A Theory of Information Nudges
with Lucas C. Coffman and Judd B. Kessler
(This paper is undergoing heavy revision. An older version is available by request.)

abstract: Nudge-style interventions are popular but are often criticized for being atheoretical. In this paper, we present a model of information nudges (i.e., interventions that provide useful—but imperfect—information about the utility of taking an action) based on Bayesian updating in a setting of binary choice. We use reduced-form and structural methods to conduct a meta-analysis of 73 information nudges in the economics and psychology literature and find that the sign and magnitude of their treatment effects vary in a way that is consistent with our model. We provide guidance for practitioners about the environments in which information nudges will positively affect a desired behavior and those in which they may backfire.

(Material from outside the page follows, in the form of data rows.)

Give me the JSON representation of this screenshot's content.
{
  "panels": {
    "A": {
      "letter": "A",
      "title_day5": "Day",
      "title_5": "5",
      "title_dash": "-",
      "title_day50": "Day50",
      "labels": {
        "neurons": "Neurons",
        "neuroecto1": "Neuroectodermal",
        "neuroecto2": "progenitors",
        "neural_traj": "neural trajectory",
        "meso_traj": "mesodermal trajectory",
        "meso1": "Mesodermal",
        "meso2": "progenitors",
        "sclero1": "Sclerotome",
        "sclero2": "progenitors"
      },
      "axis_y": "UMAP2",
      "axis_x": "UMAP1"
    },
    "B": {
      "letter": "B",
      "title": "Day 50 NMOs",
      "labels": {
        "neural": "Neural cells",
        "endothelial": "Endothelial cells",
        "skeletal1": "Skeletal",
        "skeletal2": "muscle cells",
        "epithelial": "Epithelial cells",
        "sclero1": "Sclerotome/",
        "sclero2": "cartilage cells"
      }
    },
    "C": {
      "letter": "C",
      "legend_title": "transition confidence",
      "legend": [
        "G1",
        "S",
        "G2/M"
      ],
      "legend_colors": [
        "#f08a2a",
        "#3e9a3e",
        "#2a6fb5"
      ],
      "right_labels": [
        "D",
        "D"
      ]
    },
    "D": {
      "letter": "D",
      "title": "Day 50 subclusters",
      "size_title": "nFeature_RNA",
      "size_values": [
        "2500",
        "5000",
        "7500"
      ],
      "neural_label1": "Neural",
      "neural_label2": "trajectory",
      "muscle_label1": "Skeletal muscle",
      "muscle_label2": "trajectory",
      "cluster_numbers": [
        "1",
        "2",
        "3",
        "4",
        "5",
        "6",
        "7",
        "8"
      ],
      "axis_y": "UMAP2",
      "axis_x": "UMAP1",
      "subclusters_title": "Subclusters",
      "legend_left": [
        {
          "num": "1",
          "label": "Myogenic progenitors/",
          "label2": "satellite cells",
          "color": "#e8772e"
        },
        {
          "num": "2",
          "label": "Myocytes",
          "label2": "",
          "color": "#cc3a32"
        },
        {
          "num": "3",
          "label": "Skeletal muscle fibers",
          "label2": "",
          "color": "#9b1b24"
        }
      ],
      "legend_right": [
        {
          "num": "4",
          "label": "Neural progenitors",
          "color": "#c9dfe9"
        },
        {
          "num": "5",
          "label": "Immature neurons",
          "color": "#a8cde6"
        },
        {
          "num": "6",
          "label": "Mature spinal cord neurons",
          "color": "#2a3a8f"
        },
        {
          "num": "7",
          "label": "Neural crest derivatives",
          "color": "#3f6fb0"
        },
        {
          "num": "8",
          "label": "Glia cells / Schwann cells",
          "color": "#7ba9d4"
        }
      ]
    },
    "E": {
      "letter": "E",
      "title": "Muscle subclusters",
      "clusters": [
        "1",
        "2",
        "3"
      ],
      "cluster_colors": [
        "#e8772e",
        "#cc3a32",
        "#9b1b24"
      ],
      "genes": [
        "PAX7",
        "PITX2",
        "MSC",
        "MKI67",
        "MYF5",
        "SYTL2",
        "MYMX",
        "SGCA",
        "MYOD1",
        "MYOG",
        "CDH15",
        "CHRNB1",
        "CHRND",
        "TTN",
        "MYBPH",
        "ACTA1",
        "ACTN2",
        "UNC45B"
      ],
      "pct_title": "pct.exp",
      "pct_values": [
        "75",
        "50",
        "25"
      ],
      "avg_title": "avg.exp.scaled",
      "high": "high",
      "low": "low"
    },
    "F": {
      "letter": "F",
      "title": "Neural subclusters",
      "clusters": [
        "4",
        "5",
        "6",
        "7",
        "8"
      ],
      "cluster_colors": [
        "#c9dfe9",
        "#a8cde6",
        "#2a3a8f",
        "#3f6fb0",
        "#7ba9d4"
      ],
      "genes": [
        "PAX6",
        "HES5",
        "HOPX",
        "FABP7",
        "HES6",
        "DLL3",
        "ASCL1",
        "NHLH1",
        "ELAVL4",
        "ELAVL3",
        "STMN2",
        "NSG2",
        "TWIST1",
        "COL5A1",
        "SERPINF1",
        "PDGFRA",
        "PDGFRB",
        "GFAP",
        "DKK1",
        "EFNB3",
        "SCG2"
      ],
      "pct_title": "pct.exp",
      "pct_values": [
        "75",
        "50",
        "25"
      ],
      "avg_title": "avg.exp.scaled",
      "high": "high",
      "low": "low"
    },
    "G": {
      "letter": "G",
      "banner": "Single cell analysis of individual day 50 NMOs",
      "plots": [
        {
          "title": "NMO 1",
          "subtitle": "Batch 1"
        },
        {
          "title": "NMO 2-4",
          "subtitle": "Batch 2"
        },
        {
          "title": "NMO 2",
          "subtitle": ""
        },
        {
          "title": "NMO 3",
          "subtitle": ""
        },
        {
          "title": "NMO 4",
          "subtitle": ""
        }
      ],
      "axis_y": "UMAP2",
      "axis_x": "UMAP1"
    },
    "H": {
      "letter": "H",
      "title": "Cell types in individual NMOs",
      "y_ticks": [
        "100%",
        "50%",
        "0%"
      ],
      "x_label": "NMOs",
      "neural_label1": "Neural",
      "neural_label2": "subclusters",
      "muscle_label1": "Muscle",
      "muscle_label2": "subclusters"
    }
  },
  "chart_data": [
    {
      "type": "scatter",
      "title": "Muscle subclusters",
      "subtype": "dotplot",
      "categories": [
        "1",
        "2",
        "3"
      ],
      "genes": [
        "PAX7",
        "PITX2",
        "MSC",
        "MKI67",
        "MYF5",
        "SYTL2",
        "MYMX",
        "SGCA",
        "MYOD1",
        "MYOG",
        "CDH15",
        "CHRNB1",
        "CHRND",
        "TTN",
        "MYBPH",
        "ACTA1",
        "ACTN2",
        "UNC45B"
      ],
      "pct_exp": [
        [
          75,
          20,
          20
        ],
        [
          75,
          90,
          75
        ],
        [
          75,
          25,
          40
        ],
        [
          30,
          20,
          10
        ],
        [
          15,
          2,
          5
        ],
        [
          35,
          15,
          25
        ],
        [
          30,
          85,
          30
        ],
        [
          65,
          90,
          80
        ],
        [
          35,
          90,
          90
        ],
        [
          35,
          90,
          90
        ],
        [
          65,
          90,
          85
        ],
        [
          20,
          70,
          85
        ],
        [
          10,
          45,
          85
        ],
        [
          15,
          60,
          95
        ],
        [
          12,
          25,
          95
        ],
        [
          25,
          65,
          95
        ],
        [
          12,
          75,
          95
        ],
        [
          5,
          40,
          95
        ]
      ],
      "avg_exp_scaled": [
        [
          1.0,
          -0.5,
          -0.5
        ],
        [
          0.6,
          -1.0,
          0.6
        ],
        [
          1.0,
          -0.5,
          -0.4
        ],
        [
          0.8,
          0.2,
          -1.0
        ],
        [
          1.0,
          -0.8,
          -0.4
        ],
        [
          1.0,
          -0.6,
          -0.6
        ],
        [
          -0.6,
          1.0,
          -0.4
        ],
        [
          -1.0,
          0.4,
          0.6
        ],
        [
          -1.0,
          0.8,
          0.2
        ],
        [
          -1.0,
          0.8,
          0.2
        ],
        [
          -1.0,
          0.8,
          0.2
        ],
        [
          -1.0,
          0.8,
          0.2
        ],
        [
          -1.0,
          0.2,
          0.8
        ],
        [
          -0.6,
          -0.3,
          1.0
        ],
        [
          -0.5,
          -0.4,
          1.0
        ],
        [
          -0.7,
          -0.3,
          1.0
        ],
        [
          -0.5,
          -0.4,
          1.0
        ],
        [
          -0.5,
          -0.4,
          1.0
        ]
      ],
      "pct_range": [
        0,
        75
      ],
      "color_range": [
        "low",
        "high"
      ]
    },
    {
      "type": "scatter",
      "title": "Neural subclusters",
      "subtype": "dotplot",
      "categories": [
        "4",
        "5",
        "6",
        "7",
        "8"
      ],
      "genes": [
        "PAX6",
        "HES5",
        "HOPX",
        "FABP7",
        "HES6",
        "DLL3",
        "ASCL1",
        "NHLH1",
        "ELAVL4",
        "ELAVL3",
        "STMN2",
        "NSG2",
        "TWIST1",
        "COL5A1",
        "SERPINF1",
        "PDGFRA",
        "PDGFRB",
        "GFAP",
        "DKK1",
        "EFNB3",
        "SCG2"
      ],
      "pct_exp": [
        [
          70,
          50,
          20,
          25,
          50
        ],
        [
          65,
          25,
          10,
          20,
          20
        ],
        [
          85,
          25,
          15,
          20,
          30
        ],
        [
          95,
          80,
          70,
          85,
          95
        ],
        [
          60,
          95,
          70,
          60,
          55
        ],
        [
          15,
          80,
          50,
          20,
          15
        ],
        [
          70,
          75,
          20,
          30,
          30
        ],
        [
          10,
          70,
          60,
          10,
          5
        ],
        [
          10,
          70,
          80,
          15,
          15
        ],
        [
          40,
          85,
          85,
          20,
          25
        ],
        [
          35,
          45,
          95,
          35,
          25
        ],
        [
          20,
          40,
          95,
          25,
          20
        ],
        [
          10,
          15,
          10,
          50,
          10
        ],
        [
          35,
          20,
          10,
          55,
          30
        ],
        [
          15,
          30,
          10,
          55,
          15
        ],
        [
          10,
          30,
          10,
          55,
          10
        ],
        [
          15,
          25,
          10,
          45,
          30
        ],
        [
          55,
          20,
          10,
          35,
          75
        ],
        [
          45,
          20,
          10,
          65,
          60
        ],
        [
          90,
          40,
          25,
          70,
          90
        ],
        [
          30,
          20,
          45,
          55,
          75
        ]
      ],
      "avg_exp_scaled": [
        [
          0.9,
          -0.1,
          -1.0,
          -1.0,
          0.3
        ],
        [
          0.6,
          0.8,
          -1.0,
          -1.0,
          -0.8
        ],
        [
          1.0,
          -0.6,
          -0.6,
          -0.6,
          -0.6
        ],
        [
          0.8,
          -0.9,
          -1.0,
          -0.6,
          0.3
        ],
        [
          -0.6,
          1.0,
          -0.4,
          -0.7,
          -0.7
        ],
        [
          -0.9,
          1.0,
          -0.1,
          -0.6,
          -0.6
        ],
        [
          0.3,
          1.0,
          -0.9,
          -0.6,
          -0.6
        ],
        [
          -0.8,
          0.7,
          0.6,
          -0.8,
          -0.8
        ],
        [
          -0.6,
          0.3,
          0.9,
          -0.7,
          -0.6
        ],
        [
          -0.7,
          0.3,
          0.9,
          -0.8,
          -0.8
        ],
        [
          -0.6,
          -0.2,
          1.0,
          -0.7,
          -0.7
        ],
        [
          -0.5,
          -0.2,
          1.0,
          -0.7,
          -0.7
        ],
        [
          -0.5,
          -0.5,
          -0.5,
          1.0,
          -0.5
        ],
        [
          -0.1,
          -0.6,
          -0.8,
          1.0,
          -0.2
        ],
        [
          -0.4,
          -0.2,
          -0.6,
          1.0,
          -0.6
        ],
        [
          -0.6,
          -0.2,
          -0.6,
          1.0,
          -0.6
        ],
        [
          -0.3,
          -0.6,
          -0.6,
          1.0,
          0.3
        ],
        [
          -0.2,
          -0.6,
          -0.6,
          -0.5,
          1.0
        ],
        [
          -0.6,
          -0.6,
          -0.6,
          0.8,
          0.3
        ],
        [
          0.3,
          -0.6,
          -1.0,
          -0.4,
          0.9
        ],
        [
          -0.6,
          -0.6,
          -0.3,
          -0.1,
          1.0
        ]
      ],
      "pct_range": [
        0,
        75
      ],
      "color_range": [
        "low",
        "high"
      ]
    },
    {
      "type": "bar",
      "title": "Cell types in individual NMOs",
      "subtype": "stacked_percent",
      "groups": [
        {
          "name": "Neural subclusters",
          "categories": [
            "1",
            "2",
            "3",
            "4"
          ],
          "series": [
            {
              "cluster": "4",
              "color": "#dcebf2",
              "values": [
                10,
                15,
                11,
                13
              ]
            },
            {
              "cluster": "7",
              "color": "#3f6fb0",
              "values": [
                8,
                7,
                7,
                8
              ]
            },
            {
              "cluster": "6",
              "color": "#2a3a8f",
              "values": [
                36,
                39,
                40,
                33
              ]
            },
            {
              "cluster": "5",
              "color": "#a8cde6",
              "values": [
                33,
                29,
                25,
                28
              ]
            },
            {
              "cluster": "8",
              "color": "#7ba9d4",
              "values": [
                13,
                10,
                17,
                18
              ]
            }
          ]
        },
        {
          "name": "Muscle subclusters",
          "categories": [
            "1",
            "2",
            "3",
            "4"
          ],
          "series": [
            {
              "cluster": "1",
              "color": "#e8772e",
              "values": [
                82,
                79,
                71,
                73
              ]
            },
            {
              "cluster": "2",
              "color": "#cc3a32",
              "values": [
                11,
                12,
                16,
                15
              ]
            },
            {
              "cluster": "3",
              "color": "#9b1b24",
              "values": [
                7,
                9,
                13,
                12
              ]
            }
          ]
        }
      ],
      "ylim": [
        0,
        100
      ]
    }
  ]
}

Why Do Some Clearinghouses Yield Stable Outcomes? Experimental Evidence on Out-of-Equilibrium Truth-Telling
with Eric Mayefsky and Colin D. Sullivan

abstract: In two-sided settings, market designers tend to advocate for deferred acceptance (da) over priority mechanisms, even though theory tells us that both types of mechanisms can yield unstable matches in incomplete-information equilibrium. However, if match participants on the proposed-to side deviate from equilibrium by truth-telling, then da yields stable outcomes. In the lab, we find out-of-equilibrium truth-telling under da but not under a priority mechanism, which could help to explain the success of da in preventing unraveling in the field. We then attempt to explain the difference in behavior across mechanisms by estimating an adaptation of the experience-weighted attractions (ewa) learning model (Camerer and Ho 1999). This adaptation contributes in two ways. First, it reparametrizes the original ewa model to separate the learning process into three distinct parts: non-experiential initial cognition, experiential learning, and how important the former is when it feeds into the latter. Second, it explores methods for fitting learning models to games with large strategy sets. (Most of the literature on learning models focuses on games with a single-digit number of strategies; in our setting, there are over 300.) Once we fit the adapted ewa model, we find that initial beliefs drive the difference in agents’ ability to find strategic equilibria, rather than differences in the learning process.


Works in Progress

Beyond Strict Preferences: The Value of Indifferences and Cardinal Information in Matching
with Judd B. Kessler and Karthik Tadepalli

abstract: In a Harvard Business School match, we show that eliciting indifferences increases the fraction of 1st-choice assignments by almost 11 percentage points (compared to a counterfactual match in which mbas are forced to submit strict rankings). Of course, the welfare impact of this improvement depends on the underlying (and unobserved) cardinal preferences. In a teacher-placement match in Chile, we use a novel, incentive-compatible method to elicit cardinal preferences from real teachers. We then compare the standard mechanism used in the field—random serial dictatorship (rsd) with strict preferences—to a version of rsd that allows for indifferences, and to the cardinal welfare max. Relative to rsd with strict preferences, the cardinal welfare max makes each participant almost $1,700 better off on average. Allowing indifference reporting accounts for almost $500 of this.